One of my prior projects involved working with a lot of ex-FPGA developers. This is obviously a rather biased group of people, but I saw a lot of feedback around that was very negative about FPGAs.
One comment that's telling is that since the 90s, FPGAs were seen as the obvious "next big technology" for HPC market... and then Nvidia came out and pushed CUDA hard, and now GPGPUs have cornered the market. FPGAs are still trying to make inroads (the article here mentions it), but the general sense I have is that success has not been forthcoming.
The issue with FPGAs is you start with a clock rate in the 100s of MHz (exact clock rate is dependent on how long the paths need to be), compared with a few GHz for GPUs and CPUs. Thus you need a 5× performance win from switching to an FPGA just to break even, and you probably need another 2× on top of that to motivate people going through the pain of FPGA programming. Nvidia made GPGPU work by being able to demonstrate meaningful performance gains to make the cost of rewriting code worth it; FPGAs have yet to do that.
Edit: It's worth noting that the programming model of FPGAs has consistently been cited as the thing holding back FPGAs for the past 20 years. The success of GPGPU, despite the need to move to a different programming model to achieve gains there, and the inability of the FPGA community to furnish the necessary magic programming model suggests to me (and my FPGA-skeptic coworkers) that the programming model isn't the actual issue preventing FPGAs from succeeding, but that FPGAs have structural issues (e.g., low clock speeds) that prevent their utility in wider market classes.
However, some applications do not map well to GPUs. Particularly those applications with a great deal of bit-level parallelism can achieve enormous speedups with bespoke hardware. For those applications where it doesn't make sense to tape out an ASIC, FPGAs are beautiful--even if they only operate at a few hundred MHz.
I think the "programming model" is actually the biggest barrier to wider adoption. Your comment is suffused with what I believe is the source of this disagreement: The idea that one programs an FPGA. One designs hardware that is implemented on an FPGA. The difference may sound pedantic, but it really is not. There is a massively huge difference between software programming and hardware design, and hardware design is downright unnatural for software developers. They are completely different skill sets.
On top of that add all the headaches that come with implementing a physical device with physical constraints (the article complains about P&R times but this is far from the only burden) and it becomes clear that FPGAs are quite frankly a massive pain in the ass compared to software running on CPUs or GPUs.
(Also, in general, FPGA tools are just some of the lowest quality garbage out there... and that is saying something. They're that bad. This is a completely unnecessary speedbump.)
The rebuttal to your objection is always tools like "HLS" (High-Level Synthesis), or in English it's "C to HDL" (FPGAs are 'programmed' in the two Hardware Definition Languages VHDL (bad) or Verilog (worse, but manageable if you learn VHDL first).) These are not programming languages, they are hardware definition languages.
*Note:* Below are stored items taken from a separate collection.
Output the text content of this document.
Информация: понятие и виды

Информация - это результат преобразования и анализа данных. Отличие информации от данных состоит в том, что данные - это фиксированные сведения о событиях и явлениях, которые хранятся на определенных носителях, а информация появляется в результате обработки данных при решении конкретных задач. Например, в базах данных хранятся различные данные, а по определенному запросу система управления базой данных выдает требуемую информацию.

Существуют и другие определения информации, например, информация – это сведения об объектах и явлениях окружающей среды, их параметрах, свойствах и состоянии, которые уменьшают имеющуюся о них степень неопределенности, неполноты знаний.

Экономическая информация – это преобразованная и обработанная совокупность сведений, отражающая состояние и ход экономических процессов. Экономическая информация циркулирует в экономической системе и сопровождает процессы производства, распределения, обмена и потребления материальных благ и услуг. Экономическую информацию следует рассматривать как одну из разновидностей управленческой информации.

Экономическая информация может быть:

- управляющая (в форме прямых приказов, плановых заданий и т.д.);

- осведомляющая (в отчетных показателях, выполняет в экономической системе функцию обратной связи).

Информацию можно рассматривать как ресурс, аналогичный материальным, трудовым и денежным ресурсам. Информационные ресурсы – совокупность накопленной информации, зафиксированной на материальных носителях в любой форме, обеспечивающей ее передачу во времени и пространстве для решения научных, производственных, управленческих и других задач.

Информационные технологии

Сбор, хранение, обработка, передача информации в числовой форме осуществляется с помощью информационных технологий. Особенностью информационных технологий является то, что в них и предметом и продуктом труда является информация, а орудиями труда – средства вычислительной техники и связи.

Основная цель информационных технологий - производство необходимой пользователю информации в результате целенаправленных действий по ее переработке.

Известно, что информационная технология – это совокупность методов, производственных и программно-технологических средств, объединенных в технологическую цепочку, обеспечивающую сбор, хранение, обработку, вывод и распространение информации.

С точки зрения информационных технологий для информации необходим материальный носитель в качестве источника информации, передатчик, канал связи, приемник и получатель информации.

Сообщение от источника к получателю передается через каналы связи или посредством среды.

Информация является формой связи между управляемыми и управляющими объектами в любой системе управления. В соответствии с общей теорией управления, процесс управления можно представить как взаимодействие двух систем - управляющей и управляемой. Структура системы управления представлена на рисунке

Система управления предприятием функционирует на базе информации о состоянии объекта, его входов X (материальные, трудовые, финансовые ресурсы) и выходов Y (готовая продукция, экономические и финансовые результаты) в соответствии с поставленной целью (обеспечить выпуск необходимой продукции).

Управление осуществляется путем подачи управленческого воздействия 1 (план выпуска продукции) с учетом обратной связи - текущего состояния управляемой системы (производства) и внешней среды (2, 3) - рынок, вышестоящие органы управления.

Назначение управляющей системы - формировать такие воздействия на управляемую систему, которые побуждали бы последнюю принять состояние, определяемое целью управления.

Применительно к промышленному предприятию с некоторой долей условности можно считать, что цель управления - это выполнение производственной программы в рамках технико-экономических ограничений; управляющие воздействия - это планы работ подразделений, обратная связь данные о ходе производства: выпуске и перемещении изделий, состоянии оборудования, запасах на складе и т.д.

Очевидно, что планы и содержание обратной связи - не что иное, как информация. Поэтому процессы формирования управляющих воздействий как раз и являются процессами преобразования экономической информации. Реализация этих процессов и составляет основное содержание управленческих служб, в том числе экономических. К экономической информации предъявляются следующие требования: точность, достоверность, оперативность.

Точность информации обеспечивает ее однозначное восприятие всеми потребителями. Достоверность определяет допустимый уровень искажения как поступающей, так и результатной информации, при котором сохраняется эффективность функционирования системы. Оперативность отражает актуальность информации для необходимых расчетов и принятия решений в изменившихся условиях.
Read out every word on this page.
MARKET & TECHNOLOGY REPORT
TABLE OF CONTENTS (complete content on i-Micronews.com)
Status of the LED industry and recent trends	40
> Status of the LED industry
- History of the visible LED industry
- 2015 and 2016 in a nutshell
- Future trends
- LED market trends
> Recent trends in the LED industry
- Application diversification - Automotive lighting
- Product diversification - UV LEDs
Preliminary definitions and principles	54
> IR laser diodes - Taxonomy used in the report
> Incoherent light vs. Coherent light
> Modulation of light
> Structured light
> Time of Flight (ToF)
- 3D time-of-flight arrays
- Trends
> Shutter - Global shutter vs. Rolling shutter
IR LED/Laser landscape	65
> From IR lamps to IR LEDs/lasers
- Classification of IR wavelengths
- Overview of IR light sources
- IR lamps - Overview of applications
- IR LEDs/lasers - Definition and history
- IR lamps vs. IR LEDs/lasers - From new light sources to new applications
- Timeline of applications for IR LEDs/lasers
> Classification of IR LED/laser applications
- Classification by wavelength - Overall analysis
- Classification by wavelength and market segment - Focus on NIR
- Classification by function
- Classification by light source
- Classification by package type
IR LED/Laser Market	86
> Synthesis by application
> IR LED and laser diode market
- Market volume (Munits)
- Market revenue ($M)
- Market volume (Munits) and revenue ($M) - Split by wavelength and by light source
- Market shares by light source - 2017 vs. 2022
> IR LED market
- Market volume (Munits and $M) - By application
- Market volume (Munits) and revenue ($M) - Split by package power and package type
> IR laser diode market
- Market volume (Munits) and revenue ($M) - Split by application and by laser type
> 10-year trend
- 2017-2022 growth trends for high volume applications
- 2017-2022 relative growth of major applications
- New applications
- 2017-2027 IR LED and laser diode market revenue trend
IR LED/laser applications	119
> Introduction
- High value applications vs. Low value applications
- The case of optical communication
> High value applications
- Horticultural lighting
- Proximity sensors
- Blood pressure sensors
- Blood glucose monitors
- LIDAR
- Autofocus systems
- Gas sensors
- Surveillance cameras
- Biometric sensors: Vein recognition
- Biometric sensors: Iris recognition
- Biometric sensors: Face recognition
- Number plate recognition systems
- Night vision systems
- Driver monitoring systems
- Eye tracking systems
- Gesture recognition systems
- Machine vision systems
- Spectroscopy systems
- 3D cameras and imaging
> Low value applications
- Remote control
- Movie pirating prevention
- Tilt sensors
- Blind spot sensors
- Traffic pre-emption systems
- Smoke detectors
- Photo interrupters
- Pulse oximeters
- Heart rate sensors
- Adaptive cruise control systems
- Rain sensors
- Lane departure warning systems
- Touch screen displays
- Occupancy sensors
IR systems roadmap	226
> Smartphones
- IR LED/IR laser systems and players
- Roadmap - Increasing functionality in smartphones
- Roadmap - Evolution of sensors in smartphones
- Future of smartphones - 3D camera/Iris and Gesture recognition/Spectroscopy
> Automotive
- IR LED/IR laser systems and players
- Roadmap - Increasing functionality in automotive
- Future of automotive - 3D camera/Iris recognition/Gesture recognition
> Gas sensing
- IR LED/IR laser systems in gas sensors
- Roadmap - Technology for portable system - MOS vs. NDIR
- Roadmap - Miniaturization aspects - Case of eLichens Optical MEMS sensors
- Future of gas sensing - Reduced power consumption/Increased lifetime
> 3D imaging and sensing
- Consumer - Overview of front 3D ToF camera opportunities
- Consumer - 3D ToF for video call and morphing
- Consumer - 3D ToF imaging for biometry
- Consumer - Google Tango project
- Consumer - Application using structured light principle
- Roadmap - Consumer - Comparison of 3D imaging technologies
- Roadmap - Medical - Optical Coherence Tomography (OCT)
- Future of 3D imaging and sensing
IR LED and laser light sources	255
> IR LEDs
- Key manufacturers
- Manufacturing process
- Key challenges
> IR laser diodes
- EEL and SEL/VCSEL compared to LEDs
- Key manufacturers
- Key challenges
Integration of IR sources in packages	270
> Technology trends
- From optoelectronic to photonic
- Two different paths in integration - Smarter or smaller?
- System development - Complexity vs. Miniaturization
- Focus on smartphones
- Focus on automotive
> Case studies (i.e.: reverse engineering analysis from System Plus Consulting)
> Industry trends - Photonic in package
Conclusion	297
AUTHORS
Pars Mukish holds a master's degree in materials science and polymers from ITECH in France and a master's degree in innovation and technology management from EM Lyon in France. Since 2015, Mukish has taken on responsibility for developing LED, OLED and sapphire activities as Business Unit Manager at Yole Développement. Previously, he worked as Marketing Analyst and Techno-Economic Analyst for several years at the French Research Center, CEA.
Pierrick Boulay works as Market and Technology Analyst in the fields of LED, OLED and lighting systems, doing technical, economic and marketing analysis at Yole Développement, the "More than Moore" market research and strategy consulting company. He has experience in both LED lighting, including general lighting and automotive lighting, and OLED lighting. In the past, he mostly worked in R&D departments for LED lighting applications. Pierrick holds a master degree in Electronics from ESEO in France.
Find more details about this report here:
That means things like "everything in a block always executes in parallel". (Take that, Erlang?) In fact, everything on the chip always executes in parallel, all the time, no exceptions; you "just" select which output is valid. That's because this is how hardware works.
This model maps very, very poorly to traditional programming languages. This makes FPGAs hard to learn for engineers and hard to target for HLS tools. The tools can give you decent enough output to meet low- to mid-performance needs, but if you need high performance -- and if not, why are you going through this masochism? -- you're going to need to write some HDL yourself, which is hard and makes you use the industry's worst tools.
Thus, FPGAs languish.
The tools, yes, because it seems like hardware engineers have a fetish for all-encompassing painful vendor specific IDEs with half the features that us software developers have, and with a crapload of vendor lock-in... but I digress.
I find working in Verilog to be pretty pleasant. Yes I can see that with sufficient complexity it wouldn't scale out well. But SystemVerilog does give you some pretty good tools for managing with modularity.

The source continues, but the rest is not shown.